Comodoro

"Un ejemplo de vida": el emotivo mensaje de despedida a Irene, una de las voluntarias históricas de Damas de Rosa

Tras su fallecimiento, compañeras, familiares y la dirección del nosocomio rindieron un conmovedor homenaje a quien fuera jefa de las Damas de Rosa. La recuerdan como un símbolo de fortaleza, unión y amor incondicional en los pasillos de la salud pública.
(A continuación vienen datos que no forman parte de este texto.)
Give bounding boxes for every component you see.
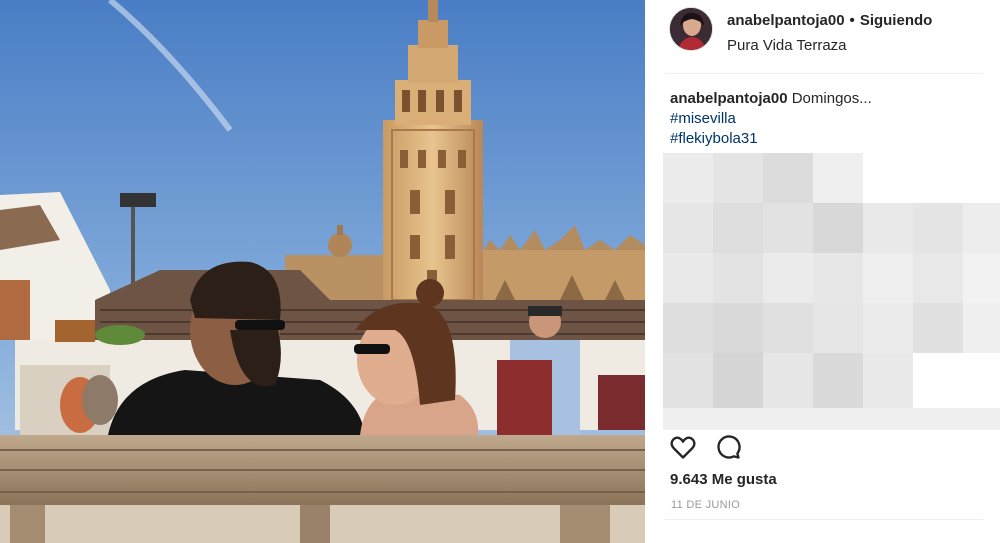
user-line: anabelpantoja00 • Siguiendo xyxy=(727,12,932,29)
hashtag-link[interactable]: #misevilla xyxy=(670,109,980,129)
avatar-image xyxy=(670,8,712,50)
post-photo[interactable] xyxy=(0,0,645,543)
avatar[interactable] xyxy=(669,7,713,51)
divider xyxy=(665,73,983,74)
follow-button[interactable]: Siguiendo xyxy=(860,12,933,29)
post-photo-image xyxy=(0,0,645,543)
caption: anabelpantoja00 Domingos... #misevilla #… xyxy=(670,89,980,149)
likes-count[interactable]: 9.643 Me gusta xyxy=(670,471,777,488)
post-date[interactable]: 11 DE JUNIO xyxy=(671,499,740,511)
hashtag-link[interactable]: #flekiybola31 xyxy=(670,129,980,149)
location-link[interactable]: Pura Vida Terraza xyxy=(727,37,847,54)
pixelated-comments xyxy=(663,153,1000,430)
post-header: anabelpantoja00 • Siguiendo Pura Vida Terr… xyxy=(645,0,1000,74)
caption-username[interactable]: anabelpantoja00 xyxy=(670,90,788,107)
post-sidebar: anabelpantoja00 • Siguiendo Pura Vida Terr… xyxy=(645,0,1000,543)
username-link[interactable]: anabelpantoja00 xyxy=(727,12,845,29)
separator-dot: • xyxy=(849,12,855,29)
heart-icon[interactable] xyxy=(669,433,697,466)
divider xyxy=(665,519,983,520)
caption-text: Domingos... xyxy=(791,90,872,107)
comment-icon[interactable] xyxy=(714,433,742,466)
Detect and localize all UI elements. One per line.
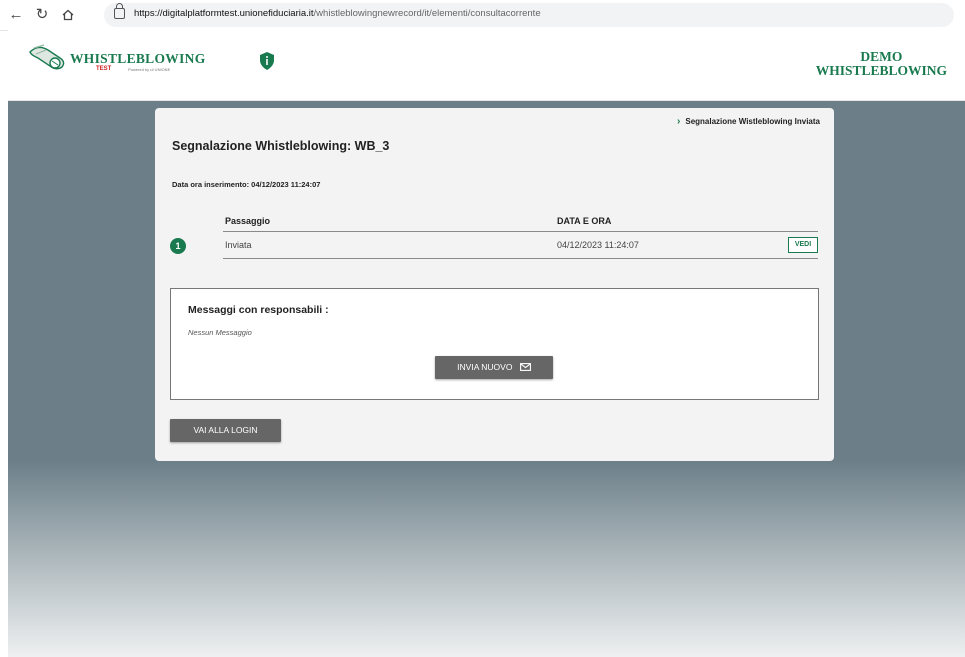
send-new-message-button[interactable]: INVIA NUOVO [435, 356, 553, 379]
go-to-login-button[interactable]: VAI ALLA LOGIN [170, 419, 281, 442]
step-name: Inviata [225, 240, 252, 250]
address-bar[interactable]: https://digitalplatformtest.unionefiduci… [104, 3, 954, 27]
back-arrow-icon[interactable]: ← [6, 5, 26, 25]
demo-title: DEMO WHISTLEBLOWING [816, 50, 947, 78]
shield-icon[interactable] [260, 52, 274, 70]
home-icon[interactable] [58, 5, 78, 25]
messages-title: Messaggi con responsabili : [188, 304, 329, 316]
table-row: Inviata 04/12/2023 11:24:07 VEDI [223, 232, 818, 259]
step-number-badge: 1 [170, 238, 186, 254]
lock-icon [114, 3, 125, 19]
chevron-right-icon: › [677, 116, 681, 127]
step-datetime: 04/12/2023 11:24:07 [557, 240, 639, 250]
demo-title-line2: WHISTLEBLOWING [815, 63, 947, 78]
column-header-datetime: DATA E ORA [557, 216, 612, 226]
logo-powered-by: Powered by uf UNIONE [128, 67, 171, 72]
envelope-icon [519, 362, 531, 371]
view-button[interactable]: VEDI [788, 237, 818, 253]
breadcrumb: › Segnalazione Wistleblowing Inviata [677, 116, 820, 127]
steps-table: Passaggio DATA E ORA Inviata 04/12/2023 … [223, 208, 818, 259]
send-new-message-label: INVIA NUOVO [457, 362, 513, 372]
messages-empty-text: Nessun Messaggio [188, 328, 252, 337]
logo-title: WHISTLEBLOWING [70, 51, 206, 66]
insert-datetime: Data ora inserimento: 04/12/2023 11:24:0… [172, 180, 321, 189]
column-header-step: Passaggio [225, 216, 271, 226]
whistle-logo-icon [29, 44, 65, 70]
url-text: https://digitalplatformtest.unionefiduci… [134, 8, 541, 19]
page-title: Segnalazione Whistleblowing: WB_3 [172, 139, 390, 153]
report-card: › Segnalazione Wistleblowing Inviata Segn… [155, 108, 834, 461]
site-header: WHISTLEBLOWING TEST Powered by uf UNIONE… [8, 30, 965, 101]
browser-toolbar: ← ↻ https://digitalplatformtest.unionefi… [0, 0, 965, 31]
messages-panel: Messaggi con responsabili : Nessun Messa… [170, 288, 819, 400]
demo-title-line1: DEMO [860, 49, 903, 64]
table-header: Passaggio DATA E ORA [223, 208, 818, 232]
logo-subtitle: TEST [96, 66, 112, 72]
refresh-icon[interactable]: ↻ [32, 5, 52, 25]
breadcrumb-label: Segnalazione Wistleblowing Inviata [685, 117, 820, 126]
La comunidad del Hospital Regional "Manuel Sanguinetti" atraviesa días de profunda emoción tras la partida física de Irene, una de las voluntarias más emblemáticas y queridas de las Damas de Rosa. A las puertas de cumplirse el 38° aniversario de la fundación de este cuerpo de asistencia solidaria, la institución y el entorno íntimo de la colaboradora se unieron en un sentido reconocimiento para celebrar una vida dedicada por completo al servicio de los pacientes y sus familias.

Irene no fue una voluntaria más. A lo largo de las décadas, ocupó roles centrales en la estructura de las Damas de Rosa, habiendo sido secretaria en 2015, jefa del voluntariado -secundando también a la referente histórica Mimí- y, en su último tramo, jefa de Prensa y Protocolo, donde se encargaba minuciosamente del área social, los saludos y las convocatorias del grupo.

Un faro de fortaleza ante la adversidad

Quienes compartieron el día a día en el hospital la definen unánimemente como una "guerrera". A pesar de haber atravesado complejos problemas de salud personales, sus compañeras destacaron que Irene jamás llevó sus preocupaciones a las salas comunes; por el contrario, utilizaba su propia experiencia para dar aliento a otros.

"Aún en sus momentos más difíciles, ella siempre estaba velando por el otro. Tenía la palabra justa, la palabra medida, con respuestas alentadoras y muy optimistas", relató visiblemente conmovida una de las voluntarias que compartió funciones con ella desde hace casi una década.

Otra de las integrantes recordó el espíritu unificador que Irene imprimía en el equipo: "Era una mujer de una gran templanza, muy sabia en sus consejos y sumamente observadora. Estaba en los pequeños detalles, recordando los cumpleaños de cada una y fomentando siempre la unión del grupo". Incluso aquellas voluntarias que ingresaron recientemente al cuerpo destacaron que el "legado de anécdotas" de Irene sirve hoy como una escuela de formación y un estándar de empatía a seguir.

El orgullo de una familia y una huella imborrable

El homenaje contó además con la participación de su hijo, Daniel, quien puso en palabras el sentir de su círculo más íntimo -compuesto por su esposo Edu, su otra hija Vero y sus nietos-.

"El voluntariado para mí siempre representó un trabajo silencioso de personas que, sin ninguna obligación, dedican su tiempo a ayudar a personas que tampoco conocen. Espero poder continuar con ese legado", expresó Daniel, agradeciendo el sostén diario que brindan las Damas de Rosa en la soledad de las internaciones.

Desde la cuenta oficial del Hospital Regional resumieron la semblanza de Irene bajo un único concepto: el amor absoluto. Aseguran que su figura trascendió los pasillos del nosocomio local al colaborar activamente con diversas instituciones comunitarias a lo largo de los años.

Aunque su presencia física ya no recorra las habitaciones del Manuel Sanguinetti, sus compañeras afirmaron que su espíritu continuará guiando cada visita, cada abrazo y cada palabra de aliento. Las Damas de Rosa despiden a su jefa y referente, pero su legado de solidaridad ya se transformó en una huella imborrable para la salud pública de Comodoro Rivadavia.